The Teraswitch technician redistributed power connections across the PDU banks on both A and B-side PDUs to avoid an overload of any one bank, and reset the Bank 2 breaker.

At 04:25pm UTC, Teraswitch monitoring alerted to the final recovery of rack network equipment following power redistribution.  Customer services recovered around the same time, within a few minutes before or after.

Teraswitch has taken several measures in response to this incident:

  • In the affected SGP1 rack, power cabling was redistributed properly across the PDU banks, so there should be no future impact to that rack in any subsequent power events.
  • Teraswitch engineering evaluated PDU models in use globally that divide power capacity into banks, and added additional monitoring to notify of similar cases where an individual bank could be improperly loaded and its breaker could trip in a future power event.
  • As a result of the increased monitoring, Teraswitch staff identified two other racks in our global network that are susceptible to bank overload in their current configuration.  Internal work tickets have been created to redistribute the power cabling in these racks to avoid any impact in a future power event.

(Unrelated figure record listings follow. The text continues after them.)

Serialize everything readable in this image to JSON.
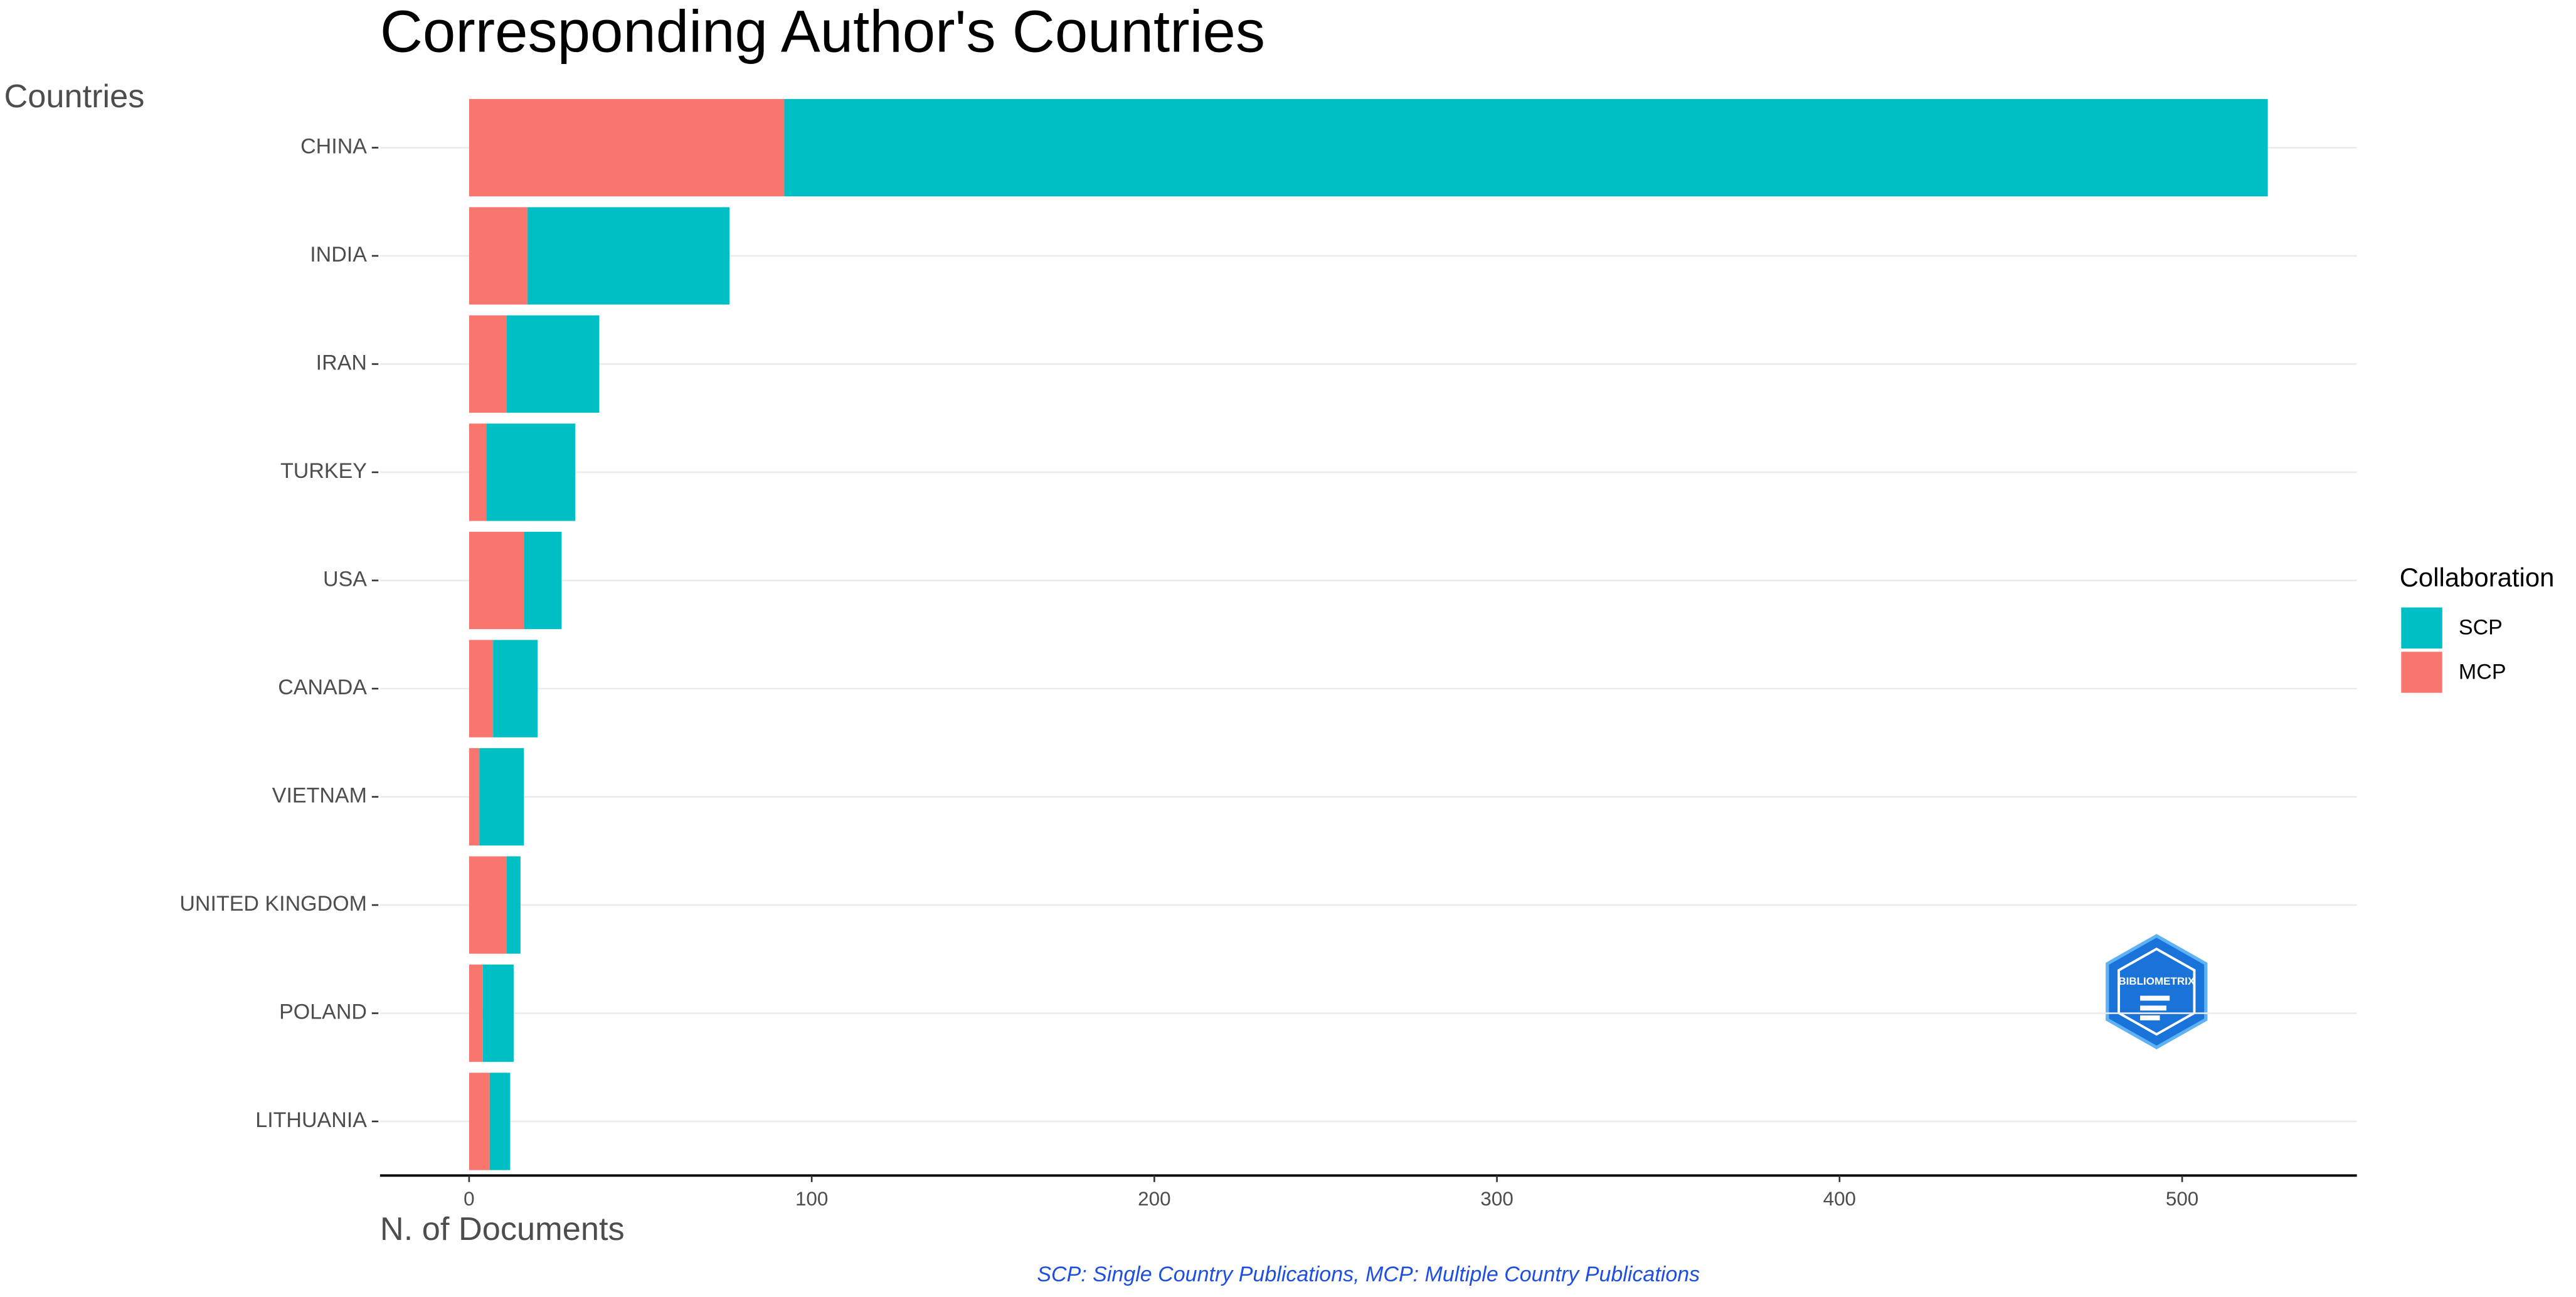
{
  "chart_data": {
    "type": "stacked-barh",
    "title": "Corresponding Author's Countries",
    "y_label": "Countries",
    "x_label": "N. of Documents",
    "caption": "SCP: Single Country Publications, MCP: Multiple Country Publications",
    "legend_title": "Collaboration",
    "legend_position": "right",
    "logo_text": "BIBLIOMETRIX",
    "categories": [
      "CHINA",
      "INDIA",
      "IRAN",
      "TURKEY",
      "USA",
      "CANADA",
      "VIETNAM",
      "UNITED KINGDOM",
      "POLAND",
      "LITHUANIA"
    ],
    "series": [
      {
        "name": "SCP",
        "color": "#00bfc4",
        "values": [
          433,
          59,
          27,
          26,
          11,
          13,
          13,
          4,
          9,
          6
        ]
      },
      {
        "name": "MCP",
        "color": "#f8766d",
        "values": [
          92,
          17,
          11,
          5,
          16,
          7,
          3,
          11,
          4,
          6
        ]
      }
    ],
    "xlim": [
      -26,
      551
    ],
    "xticks": [
      0,
      100,
      200,
      300,
      400,
      500
    ],
    "grid": true
  }
}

We apologize for any inconvenience caused by this incident and thank you for your continued support as a Teraswitch customer.

If you have any questions or concerns, feel free to reach out to Teraswitch Support at support@teraswitch.com.

Posted May 19, 2025 - 18:43 UTC

Resolved

This incident has been resolved. A root cause analysis will be posted shortly.
Posted May 17, 2025 - 20:32 UTC

Monitoring

The power issue affecting a single compute rack in SGP1 has been resolved - all affected customer systems should be back online at this time. Teraswitch staff are monitoring for stability but we do not expect further impacts.
Posted May 17, 2025 - 16:52 UTC

Identified

Teraswitch has isolated the issue to loss of power on a single compute rack in SGP1, causing downtime for bare metal customers in that rack. Customers in other racks at SGP1 are unaffected at this time. Teraswitch has engaged the facility to identify the cause and provide immediate restoration. We will provide an update once service has been restored.
Posted May 17, 2025 - 15:05 UTC

Investigating

Teraswitch is investigating a power loss event affecting at least one compute rack inside SGP1.
Posted May 17, 2025 - 14:46 UTC
This incident affected: SGP1 - Singapore.